Lecture 1: Robot Vision
Lecture 2: Getting images into a computer
This week we will discuss how to process images with simple arithmetic and logical operations to perform operations such as thresholding, green screening and change detection. Then we look at operations that allow us to blur or find edges within images, find distinctive patterns or select only objects of particular shapes.
Lecture 3: Image processing
Lecture 4: Spatial operators
This week we’ll ask the question “How can a robot know what it’s looking at?” We will see how robots can extract simple meaning from an image, describing objects in terms of their size, shape and position. Then we look at color, its importance in image processing, and how we can describe and select objects based on their color.
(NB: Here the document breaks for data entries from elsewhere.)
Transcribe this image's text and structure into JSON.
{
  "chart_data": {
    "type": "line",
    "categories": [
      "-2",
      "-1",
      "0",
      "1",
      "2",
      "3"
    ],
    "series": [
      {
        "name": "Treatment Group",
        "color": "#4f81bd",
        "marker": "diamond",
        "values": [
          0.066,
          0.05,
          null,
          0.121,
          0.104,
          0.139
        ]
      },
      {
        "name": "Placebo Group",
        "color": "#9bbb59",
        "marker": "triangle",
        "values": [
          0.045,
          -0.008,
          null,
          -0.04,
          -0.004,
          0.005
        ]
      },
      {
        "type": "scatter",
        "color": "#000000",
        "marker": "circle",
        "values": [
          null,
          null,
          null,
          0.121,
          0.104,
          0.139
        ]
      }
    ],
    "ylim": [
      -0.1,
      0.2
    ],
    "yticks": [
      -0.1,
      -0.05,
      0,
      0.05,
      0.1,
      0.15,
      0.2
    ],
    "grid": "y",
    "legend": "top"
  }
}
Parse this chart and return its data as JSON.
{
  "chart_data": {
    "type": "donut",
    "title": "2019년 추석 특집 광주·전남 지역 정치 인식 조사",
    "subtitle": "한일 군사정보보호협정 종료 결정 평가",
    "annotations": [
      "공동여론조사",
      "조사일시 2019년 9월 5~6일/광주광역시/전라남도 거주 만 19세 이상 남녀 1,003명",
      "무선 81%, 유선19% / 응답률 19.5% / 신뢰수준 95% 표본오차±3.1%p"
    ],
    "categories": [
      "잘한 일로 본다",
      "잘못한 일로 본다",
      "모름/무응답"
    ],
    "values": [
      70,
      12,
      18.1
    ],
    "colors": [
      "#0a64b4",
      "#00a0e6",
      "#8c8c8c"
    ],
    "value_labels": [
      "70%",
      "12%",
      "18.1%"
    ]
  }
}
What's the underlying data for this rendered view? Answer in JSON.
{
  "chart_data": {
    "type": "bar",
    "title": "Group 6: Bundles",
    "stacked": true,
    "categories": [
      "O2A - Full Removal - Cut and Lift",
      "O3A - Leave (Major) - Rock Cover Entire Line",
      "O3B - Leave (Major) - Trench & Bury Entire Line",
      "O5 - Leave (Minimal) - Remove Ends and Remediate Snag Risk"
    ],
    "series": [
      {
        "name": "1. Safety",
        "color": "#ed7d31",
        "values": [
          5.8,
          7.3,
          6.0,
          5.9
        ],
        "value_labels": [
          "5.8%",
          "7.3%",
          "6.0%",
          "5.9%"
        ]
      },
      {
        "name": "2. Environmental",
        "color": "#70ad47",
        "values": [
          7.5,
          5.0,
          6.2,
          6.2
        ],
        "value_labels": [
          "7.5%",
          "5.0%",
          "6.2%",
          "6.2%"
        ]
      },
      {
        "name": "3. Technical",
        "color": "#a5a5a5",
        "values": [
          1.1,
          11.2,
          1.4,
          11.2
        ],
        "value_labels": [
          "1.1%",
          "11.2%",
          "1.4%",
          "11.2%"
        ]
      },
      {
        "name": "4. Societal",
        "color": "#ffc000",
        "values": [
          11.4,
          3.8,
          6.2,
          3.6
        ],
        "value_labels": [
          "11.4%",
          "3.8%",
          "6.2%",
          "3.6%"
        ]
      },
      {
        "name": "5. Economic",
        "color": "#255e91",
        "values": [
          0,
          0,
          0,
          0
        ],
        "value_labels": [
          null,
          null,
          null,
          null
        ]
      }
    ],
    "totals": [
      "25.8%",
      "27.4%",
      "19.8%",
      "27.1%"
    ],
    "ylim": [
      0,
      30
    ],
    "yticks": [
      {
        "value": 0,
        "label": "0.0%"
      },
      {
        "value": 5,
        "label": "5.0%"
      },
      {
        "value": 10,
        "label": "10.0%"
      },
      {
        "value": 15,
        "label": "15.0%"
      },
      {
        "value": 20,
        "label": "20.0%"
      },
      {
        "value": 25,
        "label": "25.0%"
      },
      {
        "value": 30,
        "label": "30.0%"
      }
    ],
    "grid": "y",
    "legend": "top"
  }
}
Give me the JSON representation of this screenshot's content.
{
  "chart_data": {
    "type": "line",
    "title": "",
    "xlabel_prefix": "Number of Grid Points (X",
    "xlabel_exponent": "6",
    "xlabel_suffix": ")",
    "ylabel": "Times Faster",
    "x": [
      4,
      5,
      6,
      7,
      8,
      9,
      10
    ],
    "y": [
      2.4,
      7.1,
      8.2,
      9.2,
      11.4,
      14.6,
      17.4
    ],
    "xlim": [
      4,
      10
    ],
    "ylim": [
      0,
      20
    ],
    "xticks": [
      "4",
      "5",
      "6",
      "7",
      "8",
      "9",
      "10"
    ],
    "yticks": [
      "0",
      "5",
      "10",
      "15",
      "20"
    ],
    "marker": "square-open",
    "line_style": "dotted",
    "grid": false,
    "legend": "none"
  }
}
Lecture 5: Feature extraction
Lecture 6: What is color?
So far we’ve assumed the existence of an image. This week we will learn how images are formed by cameras. The first lecture presents a simple geometric approach to understanding this, while the second lecture uses homogeneous coordinates to express this process in terms of matrices and vectors which we can calculate easily using MATLAB.
Lecture 7: Image formation
Lecture 8: Image geometry
This week we will how humans perceive the 3D nature of the world using binocular vision, how stereo displays and TVs work, and how we can mimic this in a computer to extract a 3D model of the world from two images. Then we followup on lecture 4 and discuss advanced image processing techniques for selecting shapes, rotating and scaling images, and finding dominant lines and points within an image.
Lecture 9: 3D vision
Lecture 10: Advanced image processing operations
In this final week we discuss the way that an image changes as the camera moves. Then we invert this and compute how the camera should move so that the image changes in the way we want, a technique commonly known as visual servoing.